San Diego Judge Rejects Disabled Man's Petition To Vote — For Now
A California judge ruled that a former NPR producer who had a traumatic brain injury has so far failed to demonstrate he is qualified to vote despite a new state law that makes it easier for people with developmental disabilities to keep and restore the right to cast a ballot.
San Diego County Superior Court Judge Julia C. Kelety held out the possibility that she will eventually decide that David Rector can vote in the Nov. 8 presidential election. But the judge said Rector's conservator and fiancee, Rosalind Alexander-Kasparik, needed to provide more information to prove that is what he wants.
Rector, 66, was disqualified from voting in 2011, two years after a brain injury left him unable to walk or speak.
"From the record now before the court, it has not yet been established that Mr. Rector should retain his right to vote," Kelety wrote in an order dated Monday.
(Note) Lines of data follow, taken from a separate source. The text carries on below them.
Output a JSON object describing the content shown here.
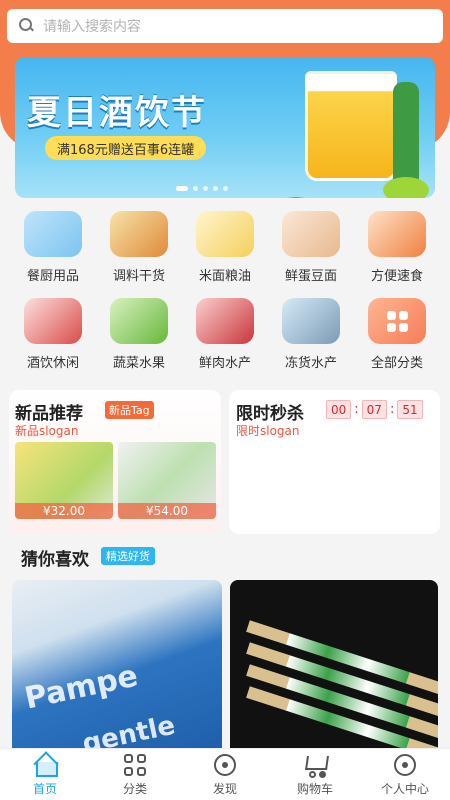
{
  "search": {
    "placeholder": "请输入搜索内容"
  },
  "banner": {
    "title": "夏日酒饮节",
    "subtitle": "满168元赠送百事6连罐",
    "active_dot": 0,
    "dot_count": 5
  },
  "categories": [
    {
      "label": "餐厨用品",
      "icon": "kitchen-supplies-icon"
    },
    {
      "label": "调料干货",
      "icon": "seasoning-icon"
    },
    {
      "label": "米面粮油",
      "icon": "rice-oil-icon"
    },
    {
      "label": "鲜蛋豆面",
      "icon": "eggs-tofu-icon"
    },
    {
      "label": "方便速食",
      "icon": "instant-food-icon"
    },
    {
      "label": "酒饮休闲",
      "icon": "drinks-icon"
    },
    {
      "label": "蔬菜水果",
      "icon": "vegetables-fruits-icon"
    },
    {
      "label": "鲜肉水产",
      "icon": "fresh-meat-icon"
    },
    {
      "label": "冻货水产",
      "icon": "frozen-seafood-icon"
    },
    {
      "label": "全部分类",
      "icon": "all-categories-icon"
    }
  ],
  "new_products": {
    "title": "新品推荐",
    "tag": "新品Tag",
    "slogan": "新品slogan",
    "items": [
      {
        "price": "¥32.00"
      },
      {
        "price": "¥54.00"
      }
    ]
  },
  "flash_sale": {
    "title": "限时秒杀",
    "hours": "00",
    "minutes": "07",
    "seconds": "51",
    "slogan": "限时slogan"
  },
  "guess": {
    "title": "猜你喜欢",
    "tag": "精选好货"
  },
  "nav": [
    {
      "label": "首页",
      "icon": "home-icon",
      "active": true
    },
    {
      "label": "分类",
      "icon": "category-grid-icon",
      "active": false
    },
    {
      "label": "发现",
      "icon": "discover-icon",
      "active": false
    },
    {
      "label": "购物车",
      "icon": "cart-icon",
      "active": false
    },
    {
      "label": "个人中心",
      "icon": "profile-icon",
      "active": false
    }
  ],
  "colors": {
    "header": "#f37d4b",
    "accent_blue": "#1fa3e8",
    "price_red": "#e3242b"
  }
}
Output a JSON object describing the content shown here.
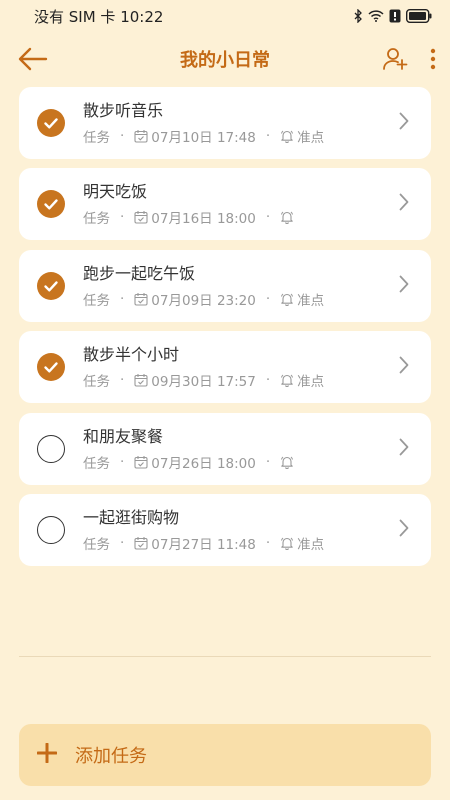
{
  "status_bar": {
    "carrier": "没有 SIM 卡",
    "time": "10:22"
  },
  "header": {
    "title": "我的小日常",
    "back_icon": "back-arrow-icon",
    "share_icon": "add-member-icon",
    "more_icon": "more-vertical-icon"
  },
  "colors": {
    "accent": "#c46a16",
    "background": "#fdf1d6",
    "card": "#ffffff",
    "add_bar": "#f9dfaa"
  },
  "tasks": [
    {
      "title": "散步听音乐",
      "type": "任务",
      "date": "07月10日 17:48",
      "reminder": "准点",
      "done": true
    },
    {
      "title": "明天吃饭",
      "type": "任务",
      "date": "07月16日 18:00",
      "reminder": "",
      "done": true
    },
    {
      "title": "跑步一起吃午饭",
      "type": "任务",
      "date": "07月09日 23:20",
      "reminder": "准点",
      "done": true
    },
    {
      "title": "散步半个小时",
      "type": "任务",
      "date": "09月30日 17:57",
      "reminder": "准点",
      "done": true
    },
    {
      "title": "和朋友聚餐",
      "type": "任务",
      "date": "07月26日 18:00",
      "reminder": "",
      "done": false
    },
    {
      "title": "一起逛街购物",
      "type": "任务",
      "date": "07月27日 11:48",
      "reminder": "准点",
      "done": false
    }
  ],
  "footer": {
    "add_label": "添加任务"
  }
}
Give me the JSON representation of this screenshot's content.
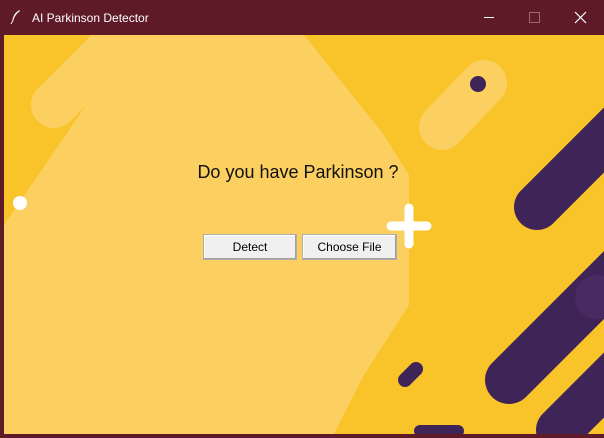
{
  "window": {
    "title": "AI Parkinson Detector",
    "icon": "feather-icon",
    "controls": [
      "minimize-icon",
      "maximize-icon",
      "close-icon"
    ]
  },
  "main": {
    "question": "Do you have Parkinson ?",
    "detect_label": "Detect",
    "choose_file_label": "Choose File"
  },
  "colors": {
    "titlebar": "#5e1a26",
    "background": "#f8c42a",
    "light_shape": "#fbd060",
    "purple": "#3f2458",
    "white_decor": "#ffffff"
  }
}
Under the California law that took effect Jan. 1, people with disabilities who are assigned conservators to manage their financial and other affairs keep the right to vote unless a court finds "clear and convincing evidence" that they cannot express a desire to exercise it.
The Spectrum Institute, which advocates for people with disabilities, highlighted Rector's case in a petition to the U.S. Justice Department to require California to notify people who have been disqualified from voting about the law in time for the November election. Thomas Coleman, the institute's legal director, estimates that 32,000 people may have lost voting rights in California.
Judge Kelety acknowledged the new standard but was unconvinced that Rector met it. She wrote that Rector is "typically described as being incapable of verbal communication" and that it was "less clear" if he can communicate non-verbally.
Coleman said he was optimistic the judge will restore Rector's rights within a week, after she gets additional evidence.
Rector communicates with electronic devices, using his thumb or eye-tracking software to indicate what he wants, Alexander-Kasparik said.
His petition to vote says he can think, feel, comprehend, remember, see, hear and express emotions. During a recent interview, he cried out when his fiancee described his injury.
Alexander-Kasparik expressed disappointment with the ruling on voting.
"At the very best, we have some more delay. At the very worst, it's another way to disenfranchise David in this election and every one after," she said.